Aruleba and Durojaiye were jailed for several days before being released on bail. In October, an Abuja court dropped the charges against Aruleba and his news organization, Daar Communications, after the prosecution said the defendants had shown “sufficient remorse.” But prosecutors said the trial against Durojaiye and his news organization, Independent Newspapers Limited, would continue because they were not “remorseful.”

The charges against Durojaiye were referred to the federal Court of Appeal, after the defense claimed they were unconstitutional.

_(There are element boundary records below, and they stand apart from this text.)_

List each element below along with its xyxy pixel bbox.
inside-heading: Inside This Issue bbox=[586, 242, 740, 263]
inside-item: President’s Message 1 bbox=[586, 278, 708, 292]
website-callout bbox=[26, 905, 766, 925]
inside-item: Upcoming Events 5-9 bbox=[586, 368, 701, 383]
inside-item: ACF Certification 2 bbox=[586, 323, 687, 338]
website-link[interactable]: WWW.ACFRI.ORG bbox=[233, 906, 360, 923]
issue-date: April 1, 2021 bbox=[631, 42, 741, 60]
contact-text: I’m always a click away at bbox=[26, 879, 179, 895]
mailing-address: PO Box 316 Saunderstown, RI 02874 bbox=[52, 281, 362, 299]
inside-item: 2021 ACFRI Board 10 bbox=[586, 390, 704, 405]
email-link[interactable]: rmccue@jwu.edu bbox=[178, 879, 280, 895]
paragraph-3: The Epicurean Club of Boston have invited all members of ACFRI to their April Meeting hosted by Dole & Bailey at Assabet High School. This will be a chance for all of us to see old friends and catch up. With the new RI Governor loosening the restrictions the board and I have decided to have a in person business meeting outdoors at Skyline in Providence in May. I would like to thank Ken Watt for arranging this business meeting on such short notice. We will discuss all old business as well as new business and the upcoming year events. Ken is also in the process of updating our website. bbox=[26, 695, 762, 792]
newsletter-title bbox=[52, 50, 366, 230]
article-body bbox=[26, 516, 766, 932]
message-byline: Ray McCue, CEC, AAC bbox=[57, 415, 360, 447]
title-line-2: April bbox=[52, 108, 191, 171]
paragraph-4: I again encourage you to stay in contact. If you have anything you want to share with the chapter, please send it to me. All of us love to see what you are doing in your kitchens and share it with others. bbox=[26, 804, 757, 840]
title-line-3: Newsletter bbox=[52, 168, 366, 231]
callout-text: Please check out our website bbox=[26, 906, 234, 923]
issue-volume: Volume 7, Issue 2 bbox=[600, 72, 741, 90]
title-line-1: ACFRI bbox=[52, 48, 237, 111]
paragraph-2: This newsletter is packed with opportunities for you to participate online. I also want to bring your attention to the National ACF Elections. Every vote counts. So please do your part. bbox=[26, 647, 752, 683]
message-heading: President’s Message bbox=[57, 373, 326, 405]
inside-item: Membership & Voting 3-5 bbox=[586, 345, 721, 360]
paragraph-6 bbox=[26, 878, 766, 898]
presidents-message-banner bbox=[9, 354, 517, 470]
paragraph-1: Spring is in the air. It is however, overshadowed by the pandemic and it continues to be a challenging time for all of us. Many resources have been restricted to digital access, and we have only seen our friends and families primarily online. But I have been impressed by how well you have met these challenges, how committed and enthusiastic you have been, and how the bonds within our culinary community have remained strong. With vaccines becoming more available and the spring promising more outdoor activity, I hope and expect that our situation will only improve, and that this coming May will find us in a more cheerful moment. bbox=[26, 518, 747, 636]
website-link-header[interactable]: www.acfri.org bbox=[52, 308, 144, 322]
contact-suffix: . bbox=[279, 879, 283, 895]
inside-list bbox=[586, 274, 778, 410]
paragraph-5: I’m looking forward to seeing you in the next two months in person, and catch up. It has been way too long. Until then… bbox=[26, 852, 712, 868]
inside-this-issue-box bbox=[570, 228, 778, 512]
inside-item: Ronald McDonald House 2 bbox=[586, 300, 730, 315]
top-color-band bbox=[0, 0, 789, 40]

Outdated criminal laws were also used to jail two journalists for more than two months in southeastern Ebonyi state in connection with an article criticizing the state governor. Director Imo Eze and Editor Oluwole Elenyinmi of the local bimonthly Ebonyi Voice, were charged with sedition over an article accusing Gov. Sam Ominyi Egwu of corruption and mismanagement, according to several sources. The two were freed on bail in late August after international and local pressure, including mediation by the Nigeria Union of Journalists, which said it hoped the case could be settled out of court.

In April, another journalist was briefly detained and charged with eight counts of “conducting himself in a manner likely to cause a breach of the peace” for an article detailing political tension between the governor of southern Bayelsa state and his deputy over who would run for governor in the 2007 election. The journalist, Alfred Egbegi, publisher of the weekly tabloid newspaper Izon Link in the state capital, Yenagoa, also reported receiving threats from anonymous callers and state government officials after the article appeared.

Journalists in many parts of the country operated in a climate of insecurity and sporadic violence that was often linked to ethnic and religious tensions. For example, Muslim protests in February against Danish cartoons of the Prophet Muhammad republished by European newspapers spiraled into violence that killed dozens of Christians and Muslims.

One of the most dangerous areas was the oil-rich Niger Delta, where militant groups have attacked government and oil company targets and kidnapped foreign oil workers.

In June, a veteran U.S. freelance photographer, Ed Kashi, and his Nigerian fixer, Elias Courson, were imprisoned for four days for allegedly filming an oil facility in Bayelsa state without permission, although local journalists said they were not aware of regulations requiring special permission to film oil installations. The two were initially held by the Nigerian Navy and then transferred to the custody of the SSS, before being released without charge. Kashi was on assignment for the U.S. magazine National Geographic.